Het PBL doet de volgende vier aanbevelingen:
Blijf inzetten op ambitieus Europees circulair economiebeleid om een gelijker Europees speelveld voor Nederlandse bedrijven te realiseren.
Benut bestaande nationale instrumenten beter, zoals Uitgebreide Producentenverantwoordelijkheid (UPV) en circulaire inkoop door overheden.
Zet in op de uitwerking van beleidsinstrumenten met grote potentiële milieueffecten.
Versterk het bestaande sturingsmodel voor een circulaire economie.
De conclusies uit de ICER zijn een belangrijke basis voor de actualisatie van het NPCE.
Actualisatie NPCE
Hoewel de urgentie toeneemt, gaat het transitieproces nog niet snel genoeg. We kunnen dat bijvoorbeeld zien aan de circulaire-plasticsector waarin faillissementen plaatsvonden, onder andere door de export van overcapaciteit voor gereduceerde prijzen uit derde landen. Een circulaire economie vereist een ombouw van het bestaande systeem van lineair consumeren en produceren. We moeten grootschalige circulaire businessmodellen (op EU-niveau) mogelijk en concurrerend maken.
Om de ambities voor een circulaire economie met de beperkte beschikbare middelen te realiseren, heb ik de volgende uitgangspunten.
Samen werken aan een toekomstbestending verdienvermogen
Ondernemers richten zich op het vermarkten van hun product en
willen winst maken. Circulair ondernemen moet daarom kunnen concurreren
op prijs en kwaliteit en circulaire ondernemers moeten hiertoe in staat
worden gesteld. De betrokkenheid van het bedrijfsleven is dan ook de
basis. Ondernemers worden mede-eigenaar van de doelstellingen en
beslissen mee over de keuze hoe deze doelen worden gerealiseerd. We gaan
hierover in gesprek met het bedrijfsleven en andere belanghebbenden
zoals andere overheden en maatschappelijke organisaties. Dit organiseren
we per productgroep via een ketentafel.
Kiezen voor wat werkt
Maatregelen nemen we bij voorkeur op EU-niveau, denk aan de
Circular Economy Act (CEA), omdat dit zorgt voor een grotere impact,
voor een gelijk speelveld voor bedrijven en het voorkomt oneerlijke
concurrentie van bedrijven uit landen waar lagere milieunormen gelden.
We brengen de Nederlandse kennis over circulariteit daarom ook op
Europees niveau in.
We zetten in op beleid dat zich richt op het wegnemen van belemmeringen, het creëren van een gelijker Europees en mondiaal speelveld en het stimuleren van initiatieven die circulaire impact maken. En dat hoeven niet per se alleen de aansprekende innovaties te zijn, en niet alleen technische innovaties, maar het gaat ook over bijvoorbeeld innovaties bij de financiering door financiële instellingen.
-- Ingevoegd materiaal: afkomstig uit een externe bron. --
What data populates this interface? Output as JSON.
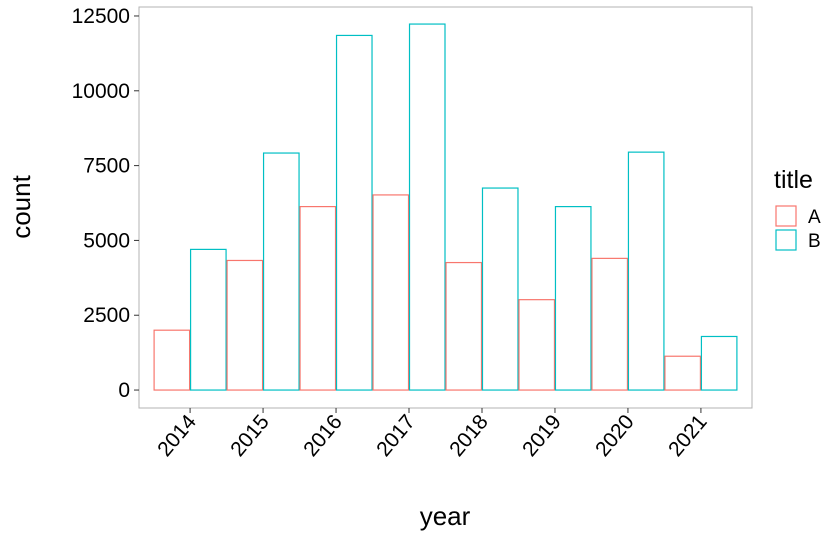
{
  "chart_data": {
    "type": "bar",
    "xlabel": "year",
    "ylabel": "count",
    "categories": [
      "2014",
      "2015",
      "2016",
      "2017",
      "2018",
      "2019",
      "2020",
      "2021"
    ],
    "series": [
      {
        "name": "A",
        "color": "#F8766D",
        "values": [
          2000,
          4330,
          6130,
          6520,
          4260,
          3020,
          4400,
          1130
        ]
      },
      {
        "name": "B",
        "color": "#00BFC4",
        "values": [
          4700,
          7920,
          11850,
          12230,
          6750,
          6130,
          7950,
          1790
        ]
      }
    ],
    "yticks": [
      "0",
      "2500",
      "5000",
      "7500",
      "10000",
      "12500"
    ],
    "ylim": [
      -600,
      12800
    ],
    "legend": {
      "title": "title",
      "position": "right"
    },
    "grid": false,
    "bar_style": "outline"
  }
}
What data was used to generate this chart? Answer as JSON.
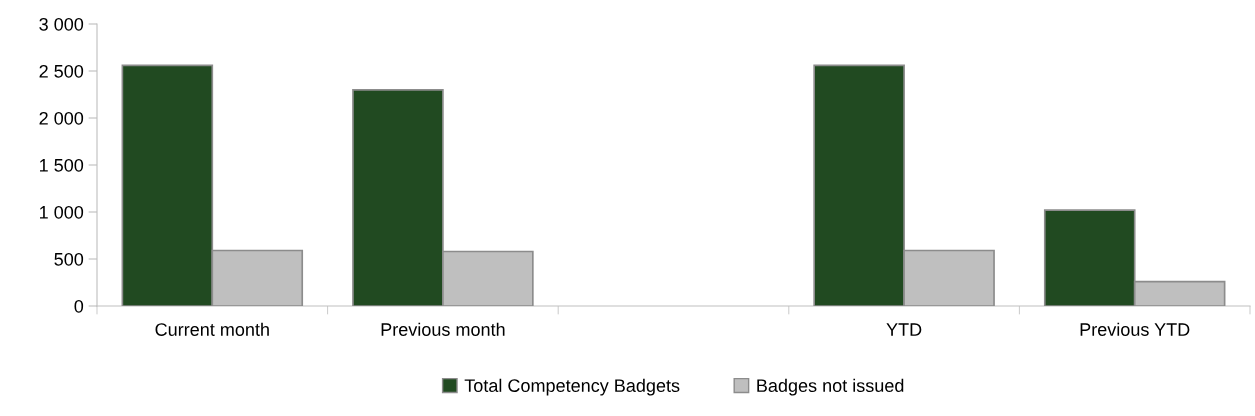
{
  "chart_data": {
    "type": "bar",
    "categories": [
      "Current month",
      "Previous month",
      null,
      "YTD",
      "Previous YTD"
    ],
    "series": [
      {
        "name": "Total Competency Badgets",
        "color": "#214a21",
        "values": [
          2560,
          2300,
          null,
          2560,
          1020
        ]
      },
      {
        "name": "Badges not issued",
        "color": "#bfbfbf",
        "values": [
          590,
          580,
          null,
          590,
          260
        ]
      }
    ],
    "ylim": [
      0,
      3000
    ],
    "yticks": [
      0,
      {
        "value": 500,
        "label": "500"
      },
      {
        "value": 1000,
        "label": "1 000"
      },
      {
        "value": 1500,
        "label": "1 500"
      },
      {
        "value": 2000,
        "label": "2 000"
      },
      {
        "value": 2500,
        "label": "2 500"
      },
      {
        "value": 3000,
        "label": "3 000"
      }
    ],
    "grid": false,
    "legend": "bottom"
  }
}
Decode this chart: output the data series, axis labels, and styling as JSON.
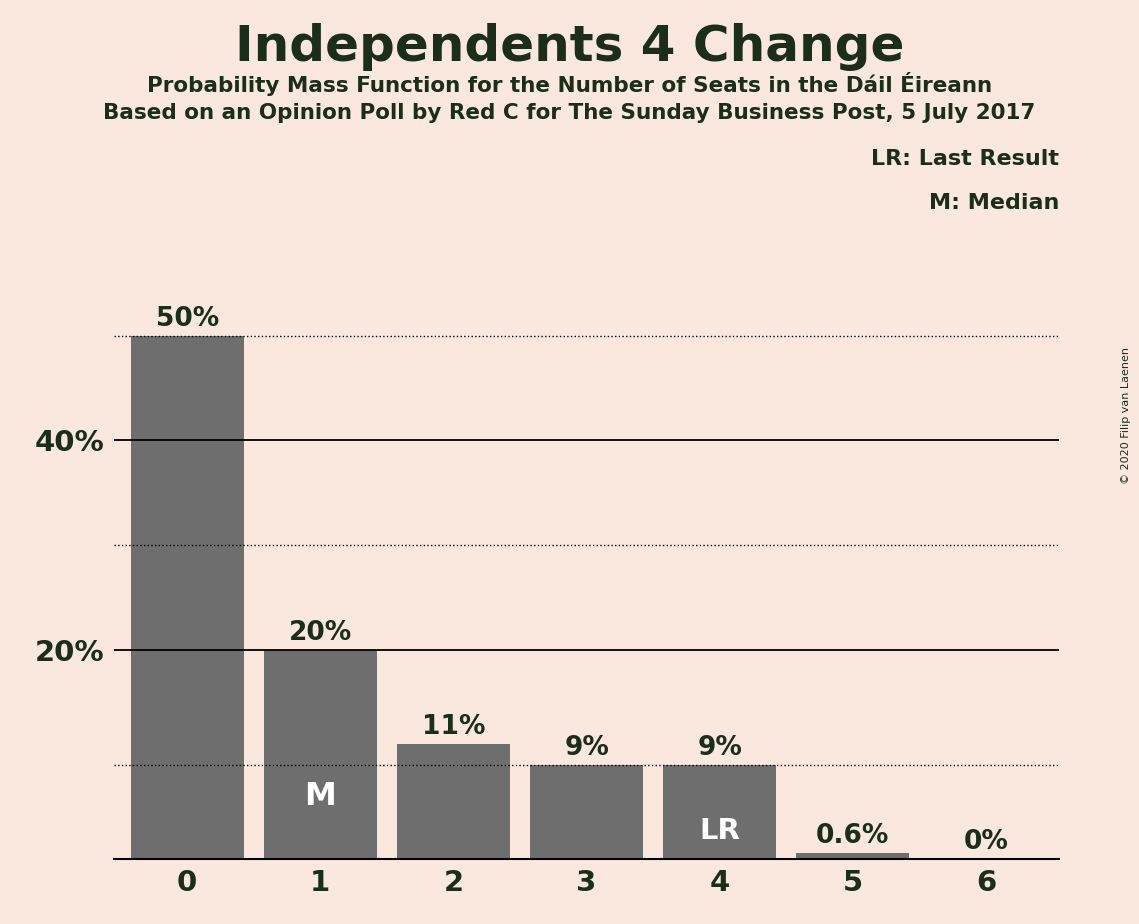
{
  "title": "Independents 4 Change",
  "subtitle1": "Probability Mass Function for the Number of Seats in the Dáil Éireann",
  "subtitle2": "Based on an Opinion Poll by Red C for The Sunday Business Post, 5 July 2017",
  "copyright": "© 2020 Filip van Laenen",
  "categories": [
    0,
    1,
    2,
    3,
    4,
    5,
    6
  ],
  "values": [
    0.5,
    0.2,
    0.11,
    0.09,
    0.09,
    0.006,
    0.0
  ],
  "bar_labels": [
    "50%",
    "20%",
    "11%",
    "9%",
    "9%",
    "0.6%",
    "0%"
  ],
  "bar_color": "#6e6e6e",
  "background_color": "#fae8df",
  "text_color": "#1a2e1a",
  "median_bar_index": 1,
  "lr_bar_index": 4,
  "solid_lines": [
    0.4,
    0.2
  ],
  "dotted_lines": [
    0.5,
    0.3,
    0.09
  ],
  "ylim": [
    0,
    0.6
  ],
  "yticks": [
    0.2,
    0.4
  ],
  "ytick_labels": [
    "20%",
    "40%"
  ],
  "title_fontsize": 36,
  "subtitle_fontsize": 15.5,
  "legend_fontsize": 16,
  "bar_label_fontsize": 19,
  "axis_tick_fontsize": 21,
  "m_label_fontsize": 23,
  "lr_label_fontsize": 21
}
De focus ligt dus op economische modellen die rendabel zijn en
zichzelf dragen, niet op structurele afhankelijkheid van overheidsgeld.
Enerzijds betekent dat tijdelijke steun voor bedrijven, binnen de
geldende subsidiekaders, in de initiële fase waar daar middelen voor
beschikbaar zijn. Anderzijds dat de vraag naar circulaire producten
verhoogd moet worden.
Dit vereist scherpe beleidskeuzes van de overheid, niet alleen van het
Rijk, maar ook gemeenten, provincies en waterschappen spelen een
belangrijke rol. We versterken daarom de samenwerking tussen overheden
met de ‘krachtenbundeling Rijk-Regio’.
Ruimte geven voor resultaten
Bedrijven en maatschappelijke organisaties die verduurzamen krijgen
waardering en ruimte, ook als de oplossing nog niet volledig circulair
is of perfect. Beleidskeuzes moeten ruimte laten voor stap-voor-stap
verbetering, waarbij het einddoel voor ogen wordt gehouden en
lock-ins worden voorkomen.
En tot slot maken we het voor consumenten gemakkelijk circulaire
keuzes te maken. Niet door ze te overtuigen van het nut, maar door het
voor hen simpelweg de beste en logische optie te laten zijn.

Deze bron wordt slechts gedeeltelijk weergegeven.